One might think of cocktails to celebrate the 91st anniversary of the PLA. But more tellingly one might think of PRC gifts to PNG (a fancy convention centre and a new six lane highway for example) to enable it to host APEC this year.
Or
An emergency brake must be applied to the unfolding Personality Cult. Who would have thought that, after four decades of Reforms and the Open Door, our Sacred Land would once more witness a Personality Cult? The Party media is going to extreme lengths to create a new Idol, and in the process it is offering up to the world an image of China as Modern Totalitarianism. Portraits of the Leader are hoisted on high throughout the Land, as though they are possessed of some Spiritual Mana. This only adds to all the absurdity. And then, on top of that, the speeches of That Official — things previously merely to be recorded by secretaries in a pro forma bureaucratic manner — are now painstakingly collected in finely bound editions printed in vast quantities and handed out free throughout the world. The profligate waste of paper alone is enough to make you shake your head in disbelief.

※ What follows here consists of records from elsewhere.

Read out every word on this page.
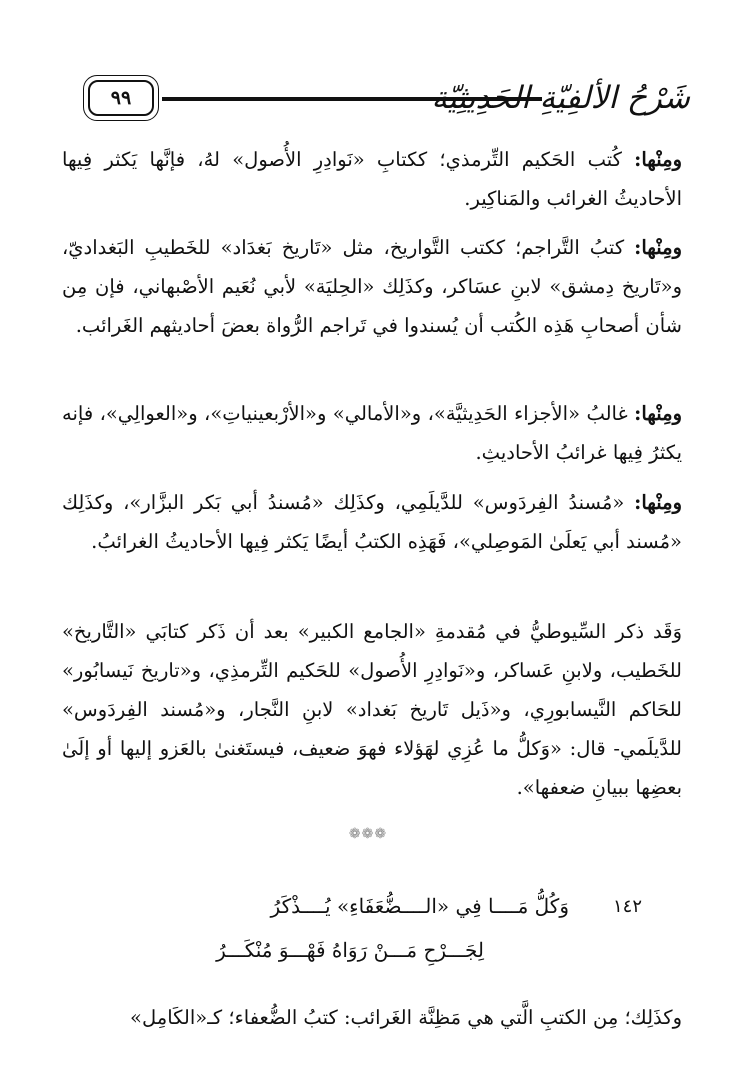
٩٩	شَرْحُ الألفِيّةِ الحَدِيثِيّة

ومِنْها: كُتب الحَكيم التِّرمذي؛ ككتابِ «نَوادِرِ الأُصول» لهُ، فإنَّها يَكثر فِيها الأحاديثُ الغرائب والمَناكِير.

ومِنْها: كتبُ التَّراجم؛ ككتب التَّواريخ، مثل «تَاريخ بَغدَاد» للخَطيبِ البَغداديّ، و«تَاريخ دِمشق» لابنِ عسَاكر، وكذَلِك «الحِليَة» لأبي نُعَيم الأصْبهاني، فإن مِن شأن أصحابِ هَذِه الكُتب أن يُسندوا في تَراجم الرُّواة بعضَ أحاديثهم الغَرائب.

ومِنْها: غالبُ «الأجزاء الحَدِيثيَّة»، و«الأمالي» و«الأرْبعينياتِ»، و«العوالِي»، فإنه يكثرُ فِيها غرائبُ الأحاديثِ.

ومِنْها: «مُسندُ الفِردَوس» للدَّيلَمِي، وكذَلِك «مُسندُ أبي بَكر البزَّار»، وكذَلِك «مُسند أبي يَعلَىٰ المَوصِلي»، فَهَذِه الكتبُ أيضًا يَكثر فِيها الأحاديثُ الغرائبُ.

وَقَد ذكر السِّيوطيُّ في مُقدمةِ «الجامع الكبير» بعد أن ذَكر كتابَي «التَّاريخ» للخَطيب، ولابنِ عَساكر، و«نَوادِرِ الأُصول» للحَكيم التِّرمذِي، و«تاريخ نَيسابُور» للحَاكم النَّيسابورِي، و«ذَيل تَاريخ بَغداد» لابنِ النَّجار، و«مُسند الفِردَوس» للدَّيلَمي- قال: «وَكلُّ ما عُزِي لهَؤلاء فهوَ ضعيف، فيستَغنىٰ بالعَزو إليها أو إلَىٰ بعضِها ببيانِ ضعفها».

❁❁❁
١٤٢
وَكُلُّ مَــــا فِي «الــــضُّعَفَاءِ» يُــــذْكَرُ
لِجَـــرْحِ مَـــنْ رَوَاهُ فَهْـــوَ مُنْكَـــرُ
وكذَلِك؛ مِن الكتبِ الَّتي هي مَظِنَّة الغَرائب: كتبُ الضُّعفاء؛ كـ«الكَامِل»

Didn’t former Labour leader Phil Goff pay for a large chunk of his mayoral campaign auctioning off collected works of Xi Jinping, to PRC-based donors?
It is a bracing read, and one can wonder at the likely fate of the courageous author.
Meanwhile, our Prime Minister – and her Opposition counterpart – refuse ever to utter a critical word about the regime, or what it represents here (Jian Yang, the infiltration of Chinese community groups, control of the Chinese language media), abroad (South and East China Sea), or back home. The most egregious recent example is around the mass concentration camp (actual detention, and extreme surveillance for those not detained) in Xinjiang. What would it take for Jacinda Ardern, Simon Bridges, Winston Peters, Ron Mark, James Shaw, Marama Davidson to speak up and speak out. Does nothing but a dollar matter in their world nowadays? It looks a lot like civilisational decadence taken to whole new levels. So well-schooled it doesn’t even occur to them to speak up. Another cocktail party perhaps? Pass the canapes, and quietly ignore the great evil Beijing and the CCP are responsible for – not just in decades past, but (in more refined, and perhaps unnerving) forms right now.
These were parties that once prided themselves on standing against (variously) apartheid South Africa, French nuclear testing, the Soviet Union, Nazi Germany, mass murder in Cambodia or Rwanda, and so on. Is there anything left they believe in enough, or care about enough, to speak up, take a stand, or do something?